Manager fired for slapping female co-worker on the buttocks has third appeal rejected but is granted termination pay
The Court of Appeal for Ontario, Canada, has thrown out the appeal of a fired employee who challenged a ruling that said his termination after he slapped a female co-worker's buttocks was justified.
The appellant, who was a 30-year employee in a managerial role with a spotless record, was dismissed after he slapped the buttocks of a female co-worker in 2014. According to the appellant, the incident was accidental, and he meant to slap his co-worker's hips, but she turned so his hands touched her buttocks instead.
The victim's entry in an email, which was used by the trial judge as testimony, read that she felt "very awkward" after the incident.
"I was thinking about this, and I felt upset. I don't want the other men in the office to think it is OK to do that to me," the victim said.
The appellant apologised to the victim multiple times after the incident, but the latter felt he was not sincere about this apology. The matter reached the company's HR manager, which eventually led to the appellant's termination in the company. According to the court, he did not receive severance, termination, or vacation pay. In the trial judge's decision, they found that the respondent "had met its onus and established that summary dismissal was the appropriate response in all the circumstances."
The appellant, however, challenged the decision and took it to the Court of Appeal for Ontario, arguing that the two of the trial judge's factual findings.

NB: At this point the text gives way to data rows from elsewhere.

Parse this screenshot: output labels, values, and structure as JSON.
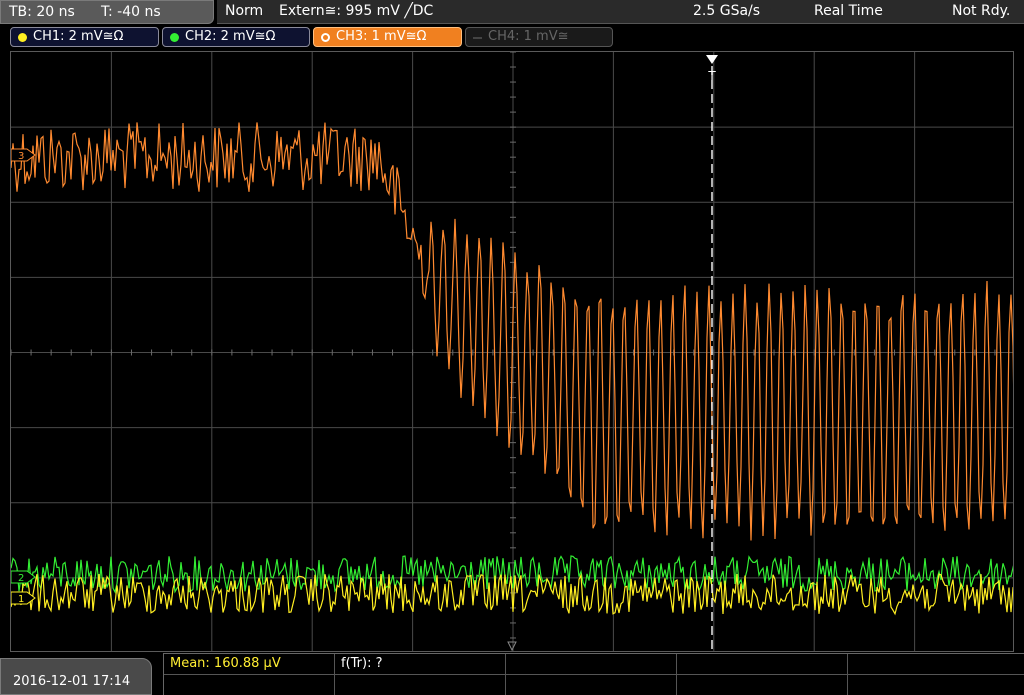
{
  "topbar": {
    "timebase": "TB: 20 ns",
    "trigger_offset": "T: -40 ns",
    "mode": "Norm",
    "trigger_source": "Extern≅: 995 mV ╱DC",
    "sample_rate": "2.5 GSa/s",
    "acq_mode": "Real Time",
    "status": "Not Rdy."
  },
  "channels": [
    {
      "label": "CH1: 2 mV≅Ω",
      "color": "#ffee22",
      "state": "on"
    },
    {
      "label": "CH2: 2 mV≅Ω",
      "color": "#33ee33",
      "state": "on"
    },
    {
      "label": "CH3: 1 mV≅Ω",
      "color": "#ff8a30",
      "state": "active"
    },
    {
      "label": "CH4: 1 mV≅",
      "color": "#666666",
      "state": "off"
    }
  ],
  "markers": {
    "ch3": "3",
    "ch2": "2",
    "ch1": "1",
    "trigger": "T"
  },
  "measurements": {
    "mean_label": "Mean: 160.88 µV",
    "freq_label": "f(Tr): ?"
  },
  "datetime": "2016-12-01 17:14",
  "colors": {
    "ch1": "#ffee22",
    "ch2": "#33ee33",
    "ch3": "#ff8a30",
    "grid": "#4a4a4a",
    "trigger_line": "#ffffff"
  }
}
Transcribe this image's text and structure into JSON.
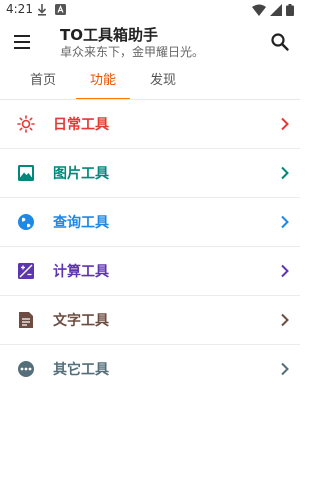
{
  "status_bar": {
    "time": "4:21",
    "left_icons": [
      "download-icon",
      "app-notification-icon"
    ],
    "right_icons": [
      "wifi-icon",
      "signal-icon",
      "battery-icon"
    ]
  },
  "app_bar": {
    "title": "TO工具箱助手",
    "subtitle": "卓众来东下，金甲耀日光。",
    "menu_icon": "menu-icon",
    "search_icon": "search-icon"
  },
  "tabs": [
    {
      "label": "首页",
      "active": false
    },
    {
      "label": "功能",
      "active": true
    },
    {
      "label": "发现",
      "active": false
    }
  ],
  "tools": [
    {
      "label": "日常工具",
      "icon": "sun-icon",
      "color": "#e53935"
    },
    {
      "label": "图片工具",
      "icon": "image-icon",
      "color": "#00897b"
    },
    {
      "label": "查询工具",
      "icon": "globe-icon",
      "color": "#1e88e5"
    },
    {
      "label": "计算工具",
      "icon": "calculator-icon",
      "color": "#5e35b1"
    },
    {
      "label": "文字工具",
      "icon": "document-icon",
      "color": "#6d4c41"
    },
    {
      "label": "其它工具",
      "icon": "more-icon",
      "color": "#546e7a"
    }
  ],
  "colors": {
    "accent": "#f57c00",
    "active_tab_text": "#e65100",
    "divider": "#ececec"
  }
}
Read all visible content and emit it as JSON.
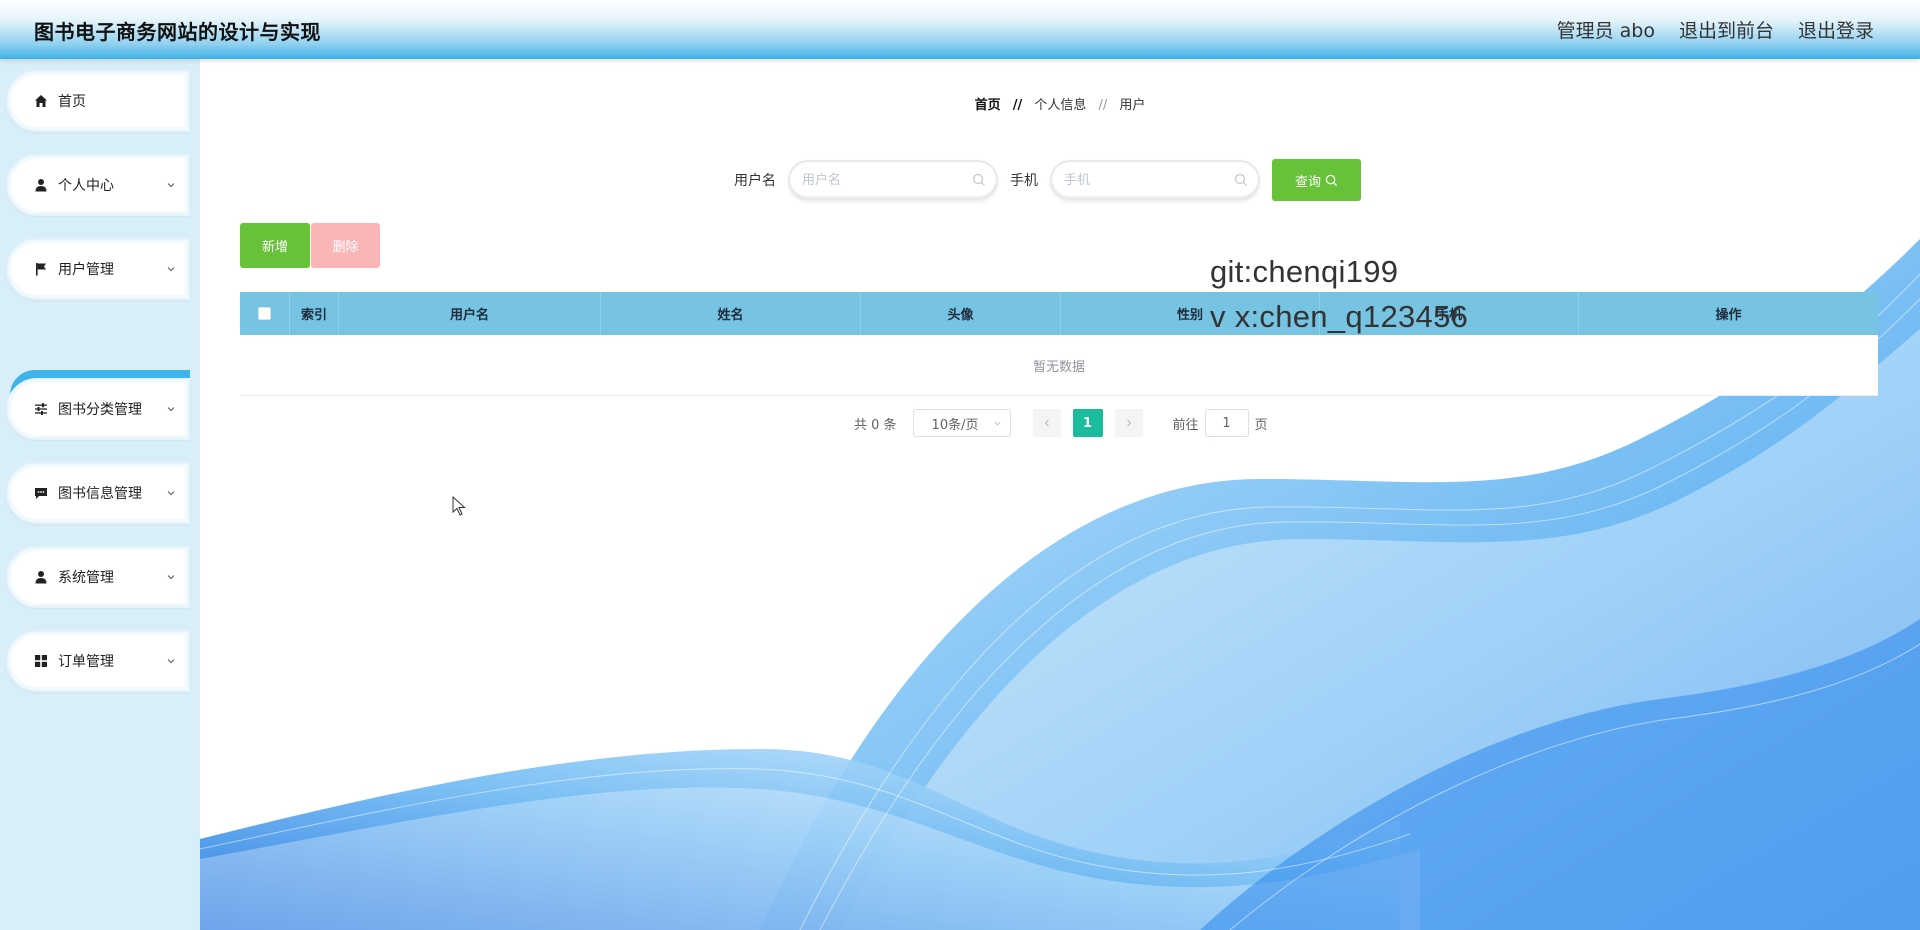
{
  "header": {
    "title": "图书电子商务网站的设计与实现",
    "admin": "管理员 abo",
    "to_front": "退出到前台",
    "logout": "退出登录"
  },
  "sidebar": {
    "items": [
      {
        "label": "首页",
        "icon": "home-icon"
      },
      {
        "label": "个人中心",
        "icon": "user-icon"
      },
      {
        "label": "用户管理",
        "icon": "flag-icon"
      },
      {
        "label": "图书分类管理",
        "icon": "sliders-icon"
      },
      {
        "label": "图书信息管理",
        "icon": "chat-icon"
      },
      {
        "label": "系统管理",
        "icon": "user-icon"
      },
      {
        "label": "订单管理",
        "icon": "grid-icon"
      }
    ],
    "active_sub": "用户"
  },
  "breadcrumb": {
    "home": "首页",
    "sep": "//",
    "level1": "个人信息",
    "level2": "用户"
  },
  "search": {
    "username_label": "用户名",
    "username_placeholder": "用户名",
    "username_value": "",
    "phone_label": "手机",
    "phone_placeholder": "手机",
    "phone_value": "",
    "query_label": "查询"
  },
  "actions": {
    "add": "新增",
    "delete": "删除"
  },
  "table": {
    "columns": [
      "索引",
      "用户名",
      "姓名",
      "头像",
      "性别",
      "手机",
      "操作"
    ],
    "empty_text": "暂无数据"
  },
  "pagination": {
    "total": "共 0 条",
    "page_size": "10条/页",
    "current_page": "1",
    "goto_label": "前往",
    "goto_value": "1",
    "page_suffix": "页"
  },
  "watermark": {
    "line1": "git:chenqi199",
    "line2": "v x:chen_q123456"
  },
  "colors": {
    "accent": "#3fb4ea",
    "table_header": "#76c3e2",
    "success": "#67c23a",
    "danger_light": "#fab6b6",
    "pager_active": "#1abc9c"
  }
}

He also argued that that the trial judge erred in law in concluding that there was just cause for his termination, citing the absence of breakdown in the employment relationship and the lack of other disciplinary measures before his termination. The appellant also sought benefits under the Employment Standards Act, which was not addressed by the trial judge.
Read more: Sexual harassment in the workplace is an 'epidemic,' says HR survey
In its decision, the appellate court decided to throw out the first two appeals but pushed forward with the last one.
"I would dismiss the appeal from the finding that there was no wrongful dismissal and the award of no punitive damages, but I would allow the appeal with respect to the ESA entitlement and the costs," Justice Kathryn Feldman said.
In throwing out the first decision, Feldman said she would "not give effect to these submissions for two major reasons: the deferential standard of review on findings of fact and credibility; and the detailed reasons of the trial judge for making his factual findings, including the two impugned findings."
For the second appeal, Feldman ruled that there was "no error in the trial judge's approach or analysis."
"He considered and weighed all of the relevant factors. His conclusion is entitled to deference," the justice added.
For the appellant's third appeal, however, the court granted him eight weeks of termination pay. According to Feldman, the situation emerged from an overly familiar workplace atmosphere - as the decision noted that the colleagues were used to joking around each other and making banter in the workplace - one which can no longer be tolerated.
"I would also add that this was a most unfortunate situation that arose out of an overly familiar and, as a result, inappropriate workplace atmosphere that was allowed to get out of hand," said Feldman. "Although some may perceive it to be benign and all in good fun, those on the receiving end of personal 'jokes' do not view it that way. And when things go too far, as they did in this case, the legal consequences can be severe. Every workplace should be based on mutual respect among co-workers. An atmosphere of mutual respect will naturally generate the boundaries of behaviour that should not be crossed."
This case brought to the Court of Appeal for Ontario demonstrates the importance of HR's handling of sexual harassment cases in preventing further legal liabilities for the company. Employers are always urged to ensure that they investigate allegations or risk subjecting themselves to court should they mishandle a case of sexual harassment.
Stuart Rudner, founder of Rudner Law, told HRD that employers have the duty to investigate complaints on sexual harassment.
"One is fairly specific: when there are allegations or even suspicions of harassment or sexual harassment, there is an absolute duty in every Canadian jurisdiction to engage in some sort of investigation," Rudner told HRD. “At a broader level, if there is a suspicion of misconduct, we always advise our employer clients to engage in an investigation before dismissing the employee."
According to Rudner, employers may face additional legal liabilities if they push through with a termination, but the court goes against their decision after neglect in the company's internal probe. It’s not surprising then that sexual harassment is a topic of utmost importance to HR as we all head back to the office. According to recent statistics, one in four women and one in six men in Canada reported having experienced inappropriate sexualized harassment at work. For HR leaders, it’s incumbent they follow the law to the letter when it comes to investigations.
“The biggest mistake I’ve seen with HR leaders investigating the [harassment] is a lack of trust,” Jay Polaki, founder of HR Geckos, told HRD. “By that I mean not establishing trust by being transparent through the entire process. Sometimes, employers make the awful mistake of inadvertently punishing the complainant instead of the aggressor by making it difficult for the complainant to work from the same workspace. The aggressor should be removed from the workspace - not the complainant.”